Wednesday, April 8, 2015

a poem by katie peterson


For Emily Dickinson


You like the moment when Dorothea refuses the diamonds.
I like the part when Detective Benson of Special Victims
pushes the yellow pad towards the perp with a pen.
God, the look on her face like elegance,
like just enough of something. Like the traction in late
capitalism that enables decadence:
the moment before you buy something expensive.
Before I could read, when my mother drove
over the shadows the oak leaves made
those handfuls of vague animals, I believed
our station wagon lifted off the darkness and landed
unhurt on top of the asphalt sunlight.
Your gingerbread won an award, everyone remembers
that but few remember that your recipe, so flexible,
could make a cookie or a bread or with enough
eggs, and in the right pan, cake. Passing the cemetery
where the nuns got buried, my best
friend crossed herself so I confess
I did the same. Your midnight ramble
into town to see the costly spire
of the new house of worship
provides no evidence of your faith, a prostitute
might do the same, and she’d at least
be on her way to work.
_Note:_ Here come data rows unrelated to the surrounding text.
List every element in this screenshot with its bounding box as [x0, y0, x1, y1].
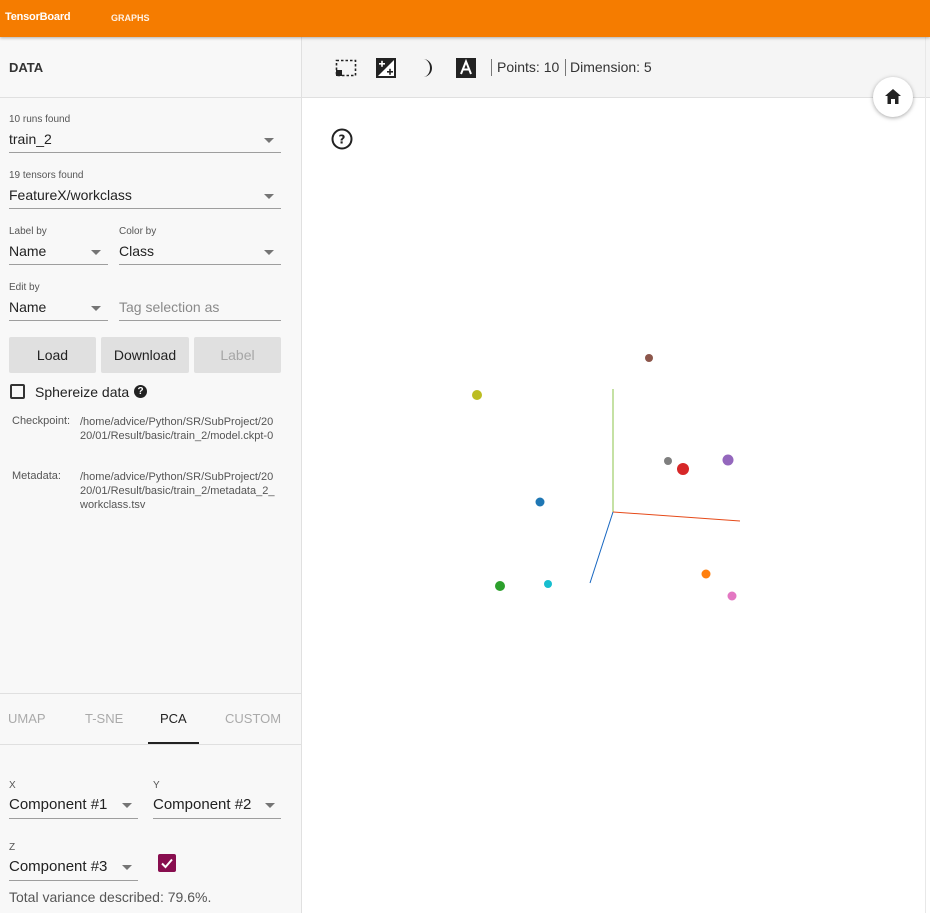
divider [0, 744, 301, 745]
tab-umap[interactable]: UMAP [8, 711, 46, 726]
color-by-select[interactable]: Color by Class [119, 226, 281, 265]
help-icon[interactable]: ? [134, 385, 147, 398]
chevron-down-icon [265, 803, 275, 808]
data-point[interactable] [495, 581, 505, 591]
data-point[interactable] [645, 354, 653, 362]
tab-tsne[interactable]: T-SNE [85, 711, 123, 726]
edit-by-select[interactable]: Edit by Name [9, 282, 108, 321]
tensors-count-label: 19 tensors found [9, 170, 84, 181]
chevron-down-icon [264, 250, 274, 255]
divider [0, 97, 301, 98]
data-point[interactable] [677, 463, 689, 475]
chevron-down-icon [264, 194, 274, 199]
runs-select-value: train_2 [9, 131, 52, 147]
label-by-value: Name [9, 243, 47, 259]
checkpoint-path: /home/advice/Python/SR/SubProject/2020/0… [80, 416, 274, 442]
pca-y-select[interactable]: Y Component #2 [153, 780, 281, 819]
sphereize-label: Sphereize data [35, 384, 130, 400]
load-button[interactable]: Load [9, 337, 96, 373]
nav-graphs-tab[interactable]: GRAPHS [111, 13, 150, 23]
axis-z [589, 511, 614, 584]
data-point[interactable] [727, 591, 737, 601]
axis-x [612, 511, 741, 522]
tab-pca[interactable]: PCA [160, 711, 187, 726]
chevron-down-icon [91, 306, 101, 311]
runs-select[interactable]: 10 runs found train_2 [9, 114, 281, 153]
z-enabled-checkbox[interactable] [158, 854, 176, 872]
metadata-path: /home/advice/Python/SR/SubProject/2020/0… [80, 471, 275, 511]
pca-z-value: Component #3 [9, 858, 108, 875]
chevron-down-icon [122, 803, 132, 808]
chevron-down-icon [122, 865, 132, 870]
pca-x-value: Component #1 [9, 796, 108, 813]
data-panel: DATA 10 runs found train_2 19 tensors fo… [0, 37, 302, 913]
home-icon [885, 89, 901, 104]
data-panel-title: DATA [9, 60, 44, 75]
data-point[interactable] [472, 390, 482, 400]
scatter-plot-3d[interactable] [302, 37, 930, 913]
tag-selection-input[interactable]: Tag selection as [119, 282, 281, 321]
divider [0, 693, 301, 694]
pca-z-select[interactable]: Z Component #3 [9, 842, 138, 881]
download-button[interactable]: Download [101, 337, 189, 373]
tensors-select[interactable]: 19 tensors found FeatureX/workclass [9, 170, 281, 209]
app-title[interactable]: TensorBoard [5, 11, 71, 23]
data-point[interactable] [544, 580, 552, 588]
projector-view: Points: 10 Dimension: 5 ? [302, 37, 930, 913]
data-point[interactable] [701, 569, 711, 579]
variance-text: Total variance described: 79.6%. [9, 889, 212, 905]
chevron-down-icon [91, 250, 101, 255]
color-by-label: Color by [119, 226, 157, 237]
pca-x-label: X [9, 780, 16, 791]
edit-by-value: Name [9, 299, 47, 315]
pca-x-select[interactable]: X Component #1 [9, 780, 138, 819]
top-bar: TensorBoard GRAPHS [0, 0, 930, 37]
color-by-value: Class [119, 243, 155, 259]
label-button[interactable]: Label [194, 337, 281, 373]
label-by-select[interactable]: Label by Name [9, 226, 108, 265]
data-point[interactable] [535, 497, 545, 507]
data-points [472, 354, 737, 601]
checkpoint-label: Checkpoint: [12, 415, 71, 427]
edit-by-label: Edit by [9, 282, 40, 293]
pca-y-value: Component #2 [153, 796, 252, 813]
checkmark-icon [161, 858, 173, 869]
tag-selection-placeholder: Tag selection as [119, 299, 220, 315]
pca-y-label: Y [153, 780, 160, 791]
data-point[interactable] [664, 457, 672, 465]
runs-count-label: 10 runs found [9, 114, 71, 125]
home-button[interactable] [873, 77, 913, 117]
pca-z-label: Z [9, 842, 16, 853]
metadata-label: Metadata: [12, 470, 61, 482]
chevron-down-icon [264, 138, 274, 143]
label-by-label: Label by [9, 226, 47, 237]
tensors-select-value: FeatureX/workclass [9, 187, 132, 203]
tab-custom[interactable]: CUSTOM [225, 711, 281, 726]
data-point[interactable] [722, 454, 734, 466]
sphereize-checkbox[interactable] [10, 384, 25, 399]
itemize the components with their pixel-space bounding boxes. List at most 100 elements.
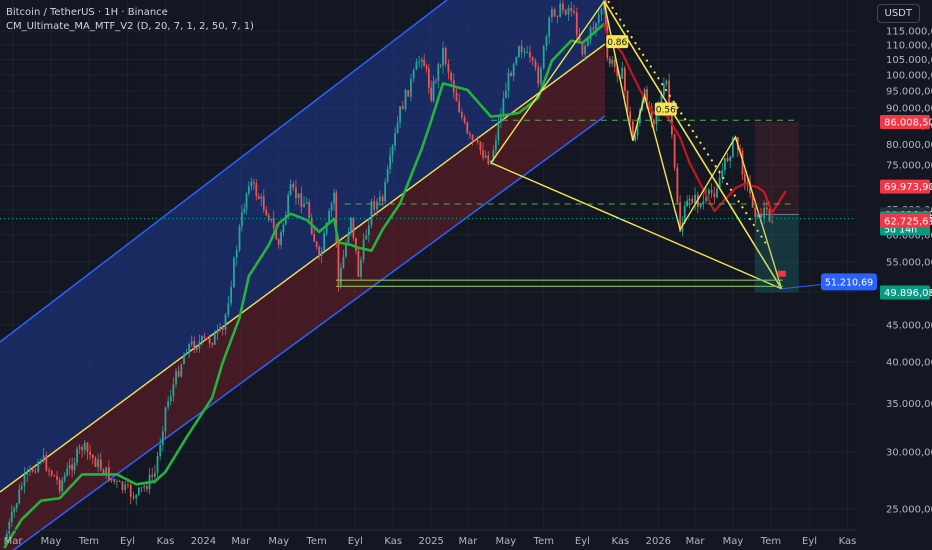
candle[interactable] (407, 89, 410, 97)
candle[interactable] (688, 194, 691, 209)
candle-body (265, 209, 268, 216)
candle[interactable] (621, 61, 624, 80)
candle[interactable] (466, 121, 469, 135)
candle[interactable] (663, 77, 665, 97)
candle-body (502, 98, 505, 116)
candle-body (455, 92, 458, 102)
candle[interactable] (724, 157, 726, 175)
price-axis[interactable]: 25.000,00 30.000,00 35.000,00 40.000,00 45.0… (886, 27, 932, 516)
candle-body (450, 72, 452, 81)
candle[interactable] (137, 487, 140, 497)
candle[interactable] (352, 217, 355, 242)
triangle-lower-leg (490, 162, 782, 290)
candle[interactable] (238, 223, 241, 253)
candle[interactable] (608, 56, 611, 68)
candle[interactable] (118, 479, 121, 483)
candle[interactable] (611, 56, 614, 68)
candle[interactable] (404, 88, 407, 112)
candle[interactable] (673, 133, 676, 172)
candle-body (282, 224, 285, 232)
candle[interactable] (542, 45, 545, 70)
candle-body (280, 231, 282, 245)
time-tick-label: May (41, 536, 62, 547)
time-axis[interactable]: Mar May Tem Eyl Kas 2024 Mar May Tem Eyl Kas 2025 Ma… (0, 529, 856, 547)
candle[interactable] (691, 195, 694, 204)
candle-body (132, 496, 135, 499)
apex-marker[interactable] (777, 270, 786, 277)
candle[interactable] (323, 230, 326, 252)
time-tick-label: 2024 (191, 536, 216, 547)
candle[interactable] (110, 478, 113, 483)
candle-body (45, 455, 48, 471)
candle-body (621, 67, 624, 79)
candle-body (287, 194, 290, 216)
candle-body (389, 155, 392, 170)
candle-body (73, 462, 76, 471)
candle[interactable] (623, 65, 626, 99)
candle[interactable] (76, 445, 78, 466)
candle[interactable] (370, 198, 373, 229)
candle-body (447, 63, 450, 73)
time-tick-label: Tem (533, 536, 554, 547)
candle[interactable] (686, 195, 689, 207)
indicator-label[interactable]: CM_Ultimate_MA_MTF_V2 (D, 20, 7, 1, 2, 5… (6, 20, 254, 34)
candle[interactable] (140, 487, 143, 493)
candle[interactable] (713, 186, 716, 205)
candle[interactable] (233, 256, 235, 289)
candle[interactable] (151, 467, 154, 483)
candle[interactable] (132, 491, 135, 501)
candle-body (347, 232, 350, 243)
candle[interactable] (113, 478, 116, 485)
candle[interactable] (726, 152, 729, 163)
candle-body (323, 233, 326, 252)
symbol-title[interactable]: Bitcoin / TetherUS · 1H · Binance (6, 6, 254, 20)
candle[interactable] (357, 248, 360, 278)
candle[interactable] (116, 478, 118, 489)
candle-body (526, 51, 529, 53)
candle[interactable] (135, 494, 138, 506)
candle[interactable] (337, 239, 340, 292)
candle-body (396, 122, 399, 134)
candle[interactable] (129, 482, 132, 505)
candle[interactable] (710, 183, 713, 199)
candle-body (726, 158, 729, 161)
candle[interactable] (676, 163, 679, 204)
candle[interactable] (665, 79, 668, 87)
candle-body (716, 188, 718, 198)
candle-body (410, 78, 412, 97)
time-tick-label: May (723, 536, 744, 547)
candle[interactable] (743, 169, 746, 191)
price-chart[interactable]: 0.86 0.56 51.210,69 25.000,00 30.000,00 35.0… (0, 0, 932, 550)
candle-body (167, 401, 170, 408)
candle[interactable] (729, 155, 732, 169)
candle[interactable] (540, 65, 542, 86)
candle[interactable] (308, 199, 311, 221)
currency-button[interactable]: USDT (876, 4, 920, 23)
candle-body (257, 196, 260, 199)
candle-body (99, 459, 102, 470)
candle[interactable] (156, 451, 159, 479)
candle[interactable] (180, 363, 183, 379)
candle-body (180, 364, 183, 377)
candle[interactable] (518, 45, 520, 59)
time-tick-label: Eyl (575, 536, 590, 547)
time-tick-label: Kas (611, 536, 629, 547)
candle[interactable] (124, 480, 127, 494)
candle[interactable] (721, 162, 724, 183)
annotation-text: 0.86 (607, 38, 627, 48)
time-tick-label: Eyl (348, 536, 363, 547)
candle[interactable] (384, 178, 387, 205)
candle-body (206, 337, 208, 339)
candle-body (250, 181, 253, 187)
candle[interactable] (121, 480, 124, 494)
candle-body (227, 303, 230, 315)
candle[interactable] (655, 113, 658, 132)
price-tick-label: 115.000,00 (886, 27, 932, 38)
candle-body (551, 9, 553, 18)
time-tick-label: Kas (384, 536, 402, 547)
candle-body (211, 343, 214, 345)
candle[interactable] (702, 194, 705, 210)
candle-body (743, 174, 746, 184)
candle[interactable] (444, 46, 447, 67)
candle[interactable] (699, 202, 702, 209)
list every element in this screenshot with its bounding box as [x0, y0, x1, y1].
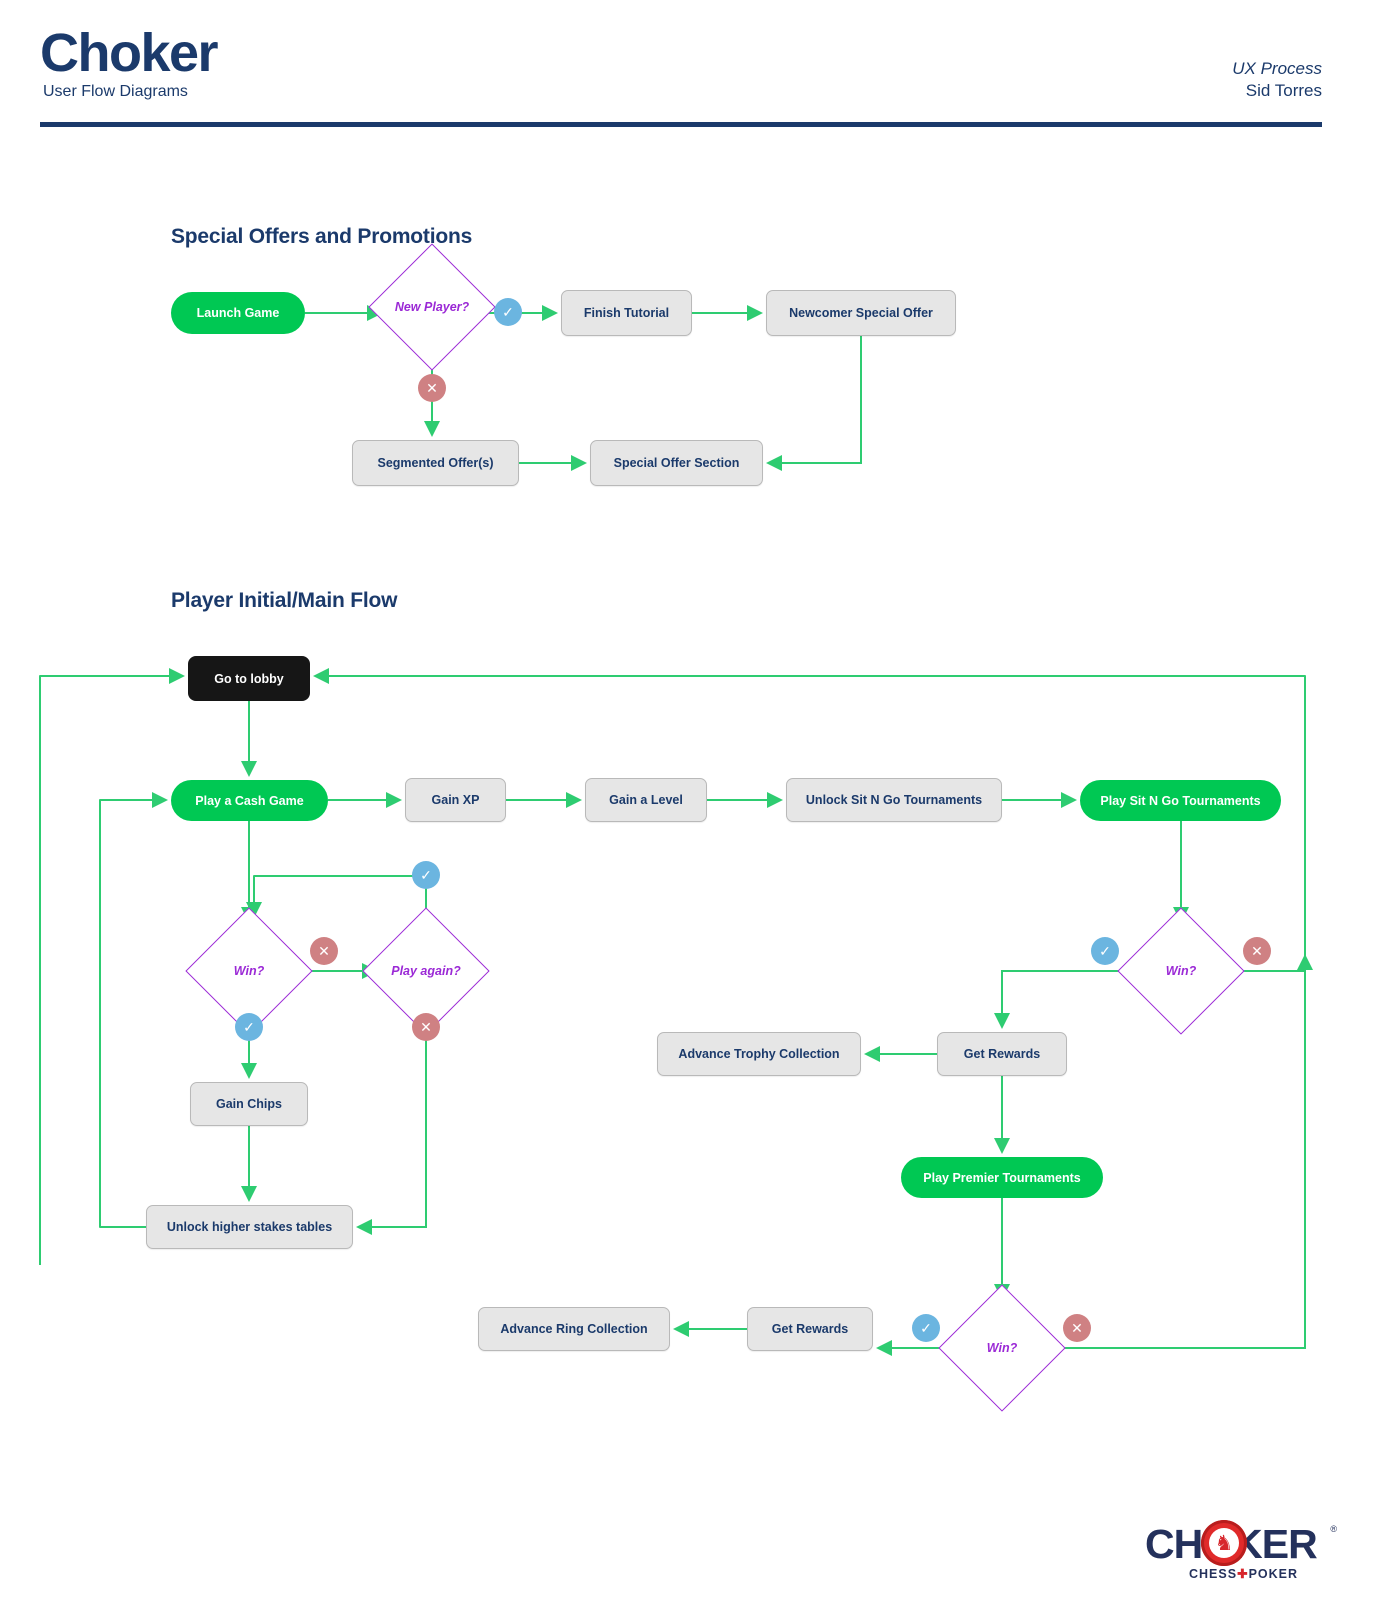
- badge-play-again-no: ✕: [412, 1013, 440, 1041]
- node-label: Play Sit N Go Tournaments: [1100, 793, 1261, 808]
- node-win-cash[interactable]: Win?: [185, 907, 313, 1035]
- badge-win-premier-yes: ✓: [912, 1314, 940, 1342]
- poker-chip-icon: ♞: [1201, 1520, 1247, 1566]
- node-unlock-sitngo[interactable]: Unlock Sit N Go Tournaments: [786, 778, 1002, 822]
- brand-title: Choker: [40, 23, 219, 83]
- check-icon: ✓: [243, 1019, 255, 1035]
- node-win-premier[interactable]: Win?: [938, 1284, 1066, 1412]
- check-icon: ✓: [920, 1320, 932, 1336]
- logo-tagline-poker: POKER: [1248, 1567, 1299, 1581]
- diamond-shape: [368, 243, 496, 371]
- footer-logo: CHOKER ® ♞ CHESS✚POKER: [1145, 1520, 1337, 1584]
- node-special-offer-section[interactable]: Special Offer Section: [590, 440, 763, 486]
- node-label: Gain Chips: [216, 1097, 282, 1111]
- node-label: Segmented Offer(s): [377, 456, 494, 470]
- node-advance-trophy[interactable]: Advance Trophy Collection: [657, 1032, 861, 1076]
- node-label: Gain a Level: [609, 793, 683, 807]
- cross-icon: ✕: [318, 943, 330, 959]
- plus-icon: ✚: [1237, 1567, 1249, 1581]
- node-new-player[interactable]: New Player?: [368, 243, 496, 371]
- node-label: Launch Game: [196, 306, 280, 320]
- badge-new-player-yes: ✓: [494, 298, 522, 326]
- diamond-shape: [1117, 907, 1245, 1035]
- node-win-sitngo[interactable]: Win?: [1117, 907, 1245, 1035]
- node-label: Get Rewards: [963, 1047, 1041, 1061]
- node-label: Newcomer Special Offer: [789, 306, 933, 320]
- node-segmented-offers[interactable]: Segmented Offer(s): [352, 440, 519, 486]
- header-divider: [40, 122, 1322, 127]
- registered-trademark-icon: ®: [1330, 1524, 1337, 1534]
- node-label: Unlock higher stakes tables: [166, 1220, 333, 1234]
- check-icon: ✓: [502, 304, 514, 320]
- node-finish-tutorial[interactable]: Finish Tutorial: [561, 290, 692, 336]
- node-label: Advance Ring Collection: [500, 1322, 648, 1336]
- node-play-sitngo[interactable]: Play Sit N Go Tournaments: [1080, 780, 1281, 821]
- node-play-premier[interactable]: Play Premier Tournaments: [901, 1157, 1103, 1198]
- node-label: Gain XP: [431, 793, 480, 807]
- node-advance-ring[interactable]: Advance Ring Collection: [478, 1307, 670, 1351]
- cross-icon: ✕: [420, 1019, 432, 1035]
- section-title-main-flow: Player Initial/Main Flow: [171, 589, 398, 612]
- flow-special-offers: Launch Game New Player? Finish Tutorial New…: [0, 240, 1400, 520]
- cross-icon: ✕: [1071, 1320, 1083, 1336]
- chess-knight-icon: ♞: [1209, 1528, 1239, 1558]
- node-label: Advance Trophy Collection: [678, 1047, 840, 1061]
- document-author: Sid Torres: [1245, 81, 1322, 100]
- node-label: Unlock Sit N Go Tournaments: [805, 793, 983, 807]
- node-label: Play a Cash Game: [195, 793, 304, 808]
- node-get-rewards-premier[interactable]: Get Rewards: [747, 1307, 873, 1351]
- badge-win-sitngo-yes: ✓: [1091, 937, 1119, 965]
- logo-tagline-chess: CHESS: [1189, 1567, 1238, 1581]
- page-header: Choker User Flow Diagrams UX Process Sid…: [0, 0, 1400, 132]
- node-label: Finish Tutorial: [583, 306, 670, 320]
- badge-win-cash-yes: ✓: [235, 1013, 263, 1041]
- node-gain-chips[interactable]: Gain Chips: [190, 1082, 308, 1126]
- node-newcomer-special[interactable]: Newcomer Special Offer: [766, 290, 956, 336]
- node-play-again[interactable]: Play again?: [362, 907, 490, 1035]
- brand-subtitle: User Flow Diagrams: [43, 83, 188, 100]
- diamond-shape: [938, 1284, 1066, 1412]
- brand-block: Choker User Flow Diagrams: [40, 23, 219, 102]
- node-play-cash-game[interactable]: Play a Cash Game: [171, 780, 328, 821]
- node-go-to-lobby[interactable]: Go to lobby: [188, 656, 310, 701]
- node-gain-xp[interactable]: Gain XP: [405, 778, 506, 822]
- node-gain-a-level[interactable]: Gain a Level: [585, 778, 707, 822]
- check-icon: ✓: [420, 867, 432, 883]
- node-launch-game[interactable]: Launch Game: [171, 292, 305, 334]
- badge-win-sitngo-no: ✕: [1243, 937, 1271, 965]
- node-unlock-higher[interactable]: Unlock higher stakes tables: [146, 1205, 353, 1249]
- header-meta: UX Process Sid Torres: [1232, 58, 1322, 102]
- node-label: Play Premier Tournaments: [923, 1170, 1081, 1185]
- check-icon: ✓: [1099, 943, 1111, 959]
- badge-win-cash-no: ✕: [310, 937, 338, 965]
- node-label: Go to lobby: [214, 671, 284, 686]
- logo-tagline: CHESS✚POKER: [1189, 1566, 1298, 1581]
- flow-player-main: Go to lobby Play a Cash Game Gain XP Gain a…: [0, 620, 1400, 1420]
- badge-play-again-yes: ✓: [412, 861, 440, 889]
- document-type: UX Process: [1232, 59, 1322, 78]
- node-label: Special Offer Section: [613, 456, 740, 470]
- node-label: Get Rewards: [771, 1322, 849, 1336]
- badge-new-player-no: ✕: [418, 374, 446, 402]
- cross-icon: ✕: [1251, 943, 1263, 959]
- cross-icon: ✕: [426, 380, 438, 396]
- badge-win-premier-no: ✕: [1063, 1314, 1091, 1342]
- node-get-rewards-sitngo[interactable]: Get Rewards: [937, 1032, 1067, 1076]
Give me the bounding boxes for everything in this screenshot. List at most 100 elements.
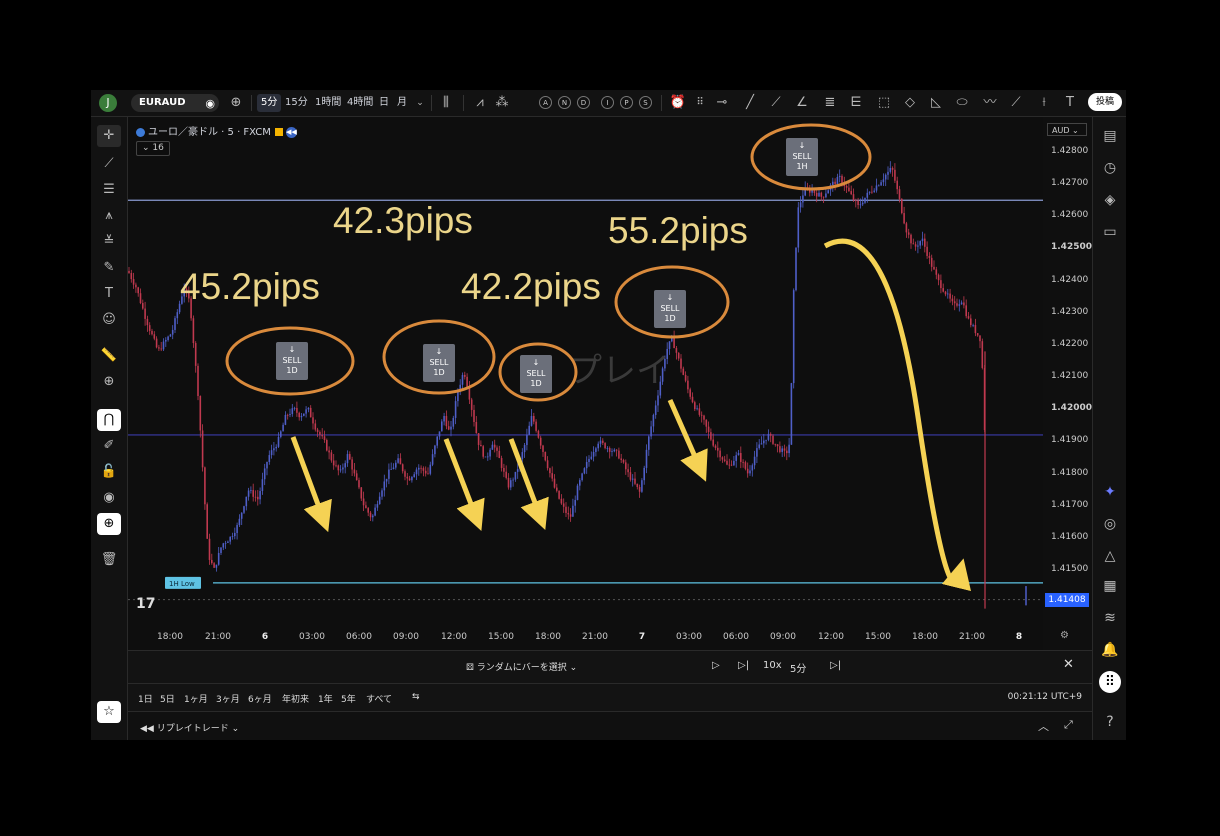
path-icon[interactable]: ⟋ — [767, 94, 785, 112]
symbol-search-button[interactable]: EURAUD ◉ — [131, 94, 219, 112]
eye-icon[interactable]: ◉ — [205, 95, 215, 113]
globe-icon[interactable]: ⊕ — [97, 513, 121, 535]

On the night
my confirmation took place, I wore
doves in my pierced ears and a skirt
I knew I looked terrible in.
You’d eat a letter to keep a secret.
I know you were in love with him.
All of us should stay so far
from our families and still
inside them, seething under the skin.






Katie Peterson was born in California but lived in Massachusetts for a long while. She recently moved back to her home state where she teaches in the English department at UC Davis. She's the author of three books of poetry, most recently, Permission and The Accounts. She's working on a book of essays. She collaborates with her partner, the photographer Young Suh, on film and collage. She can't decide whether she believes in ghosts.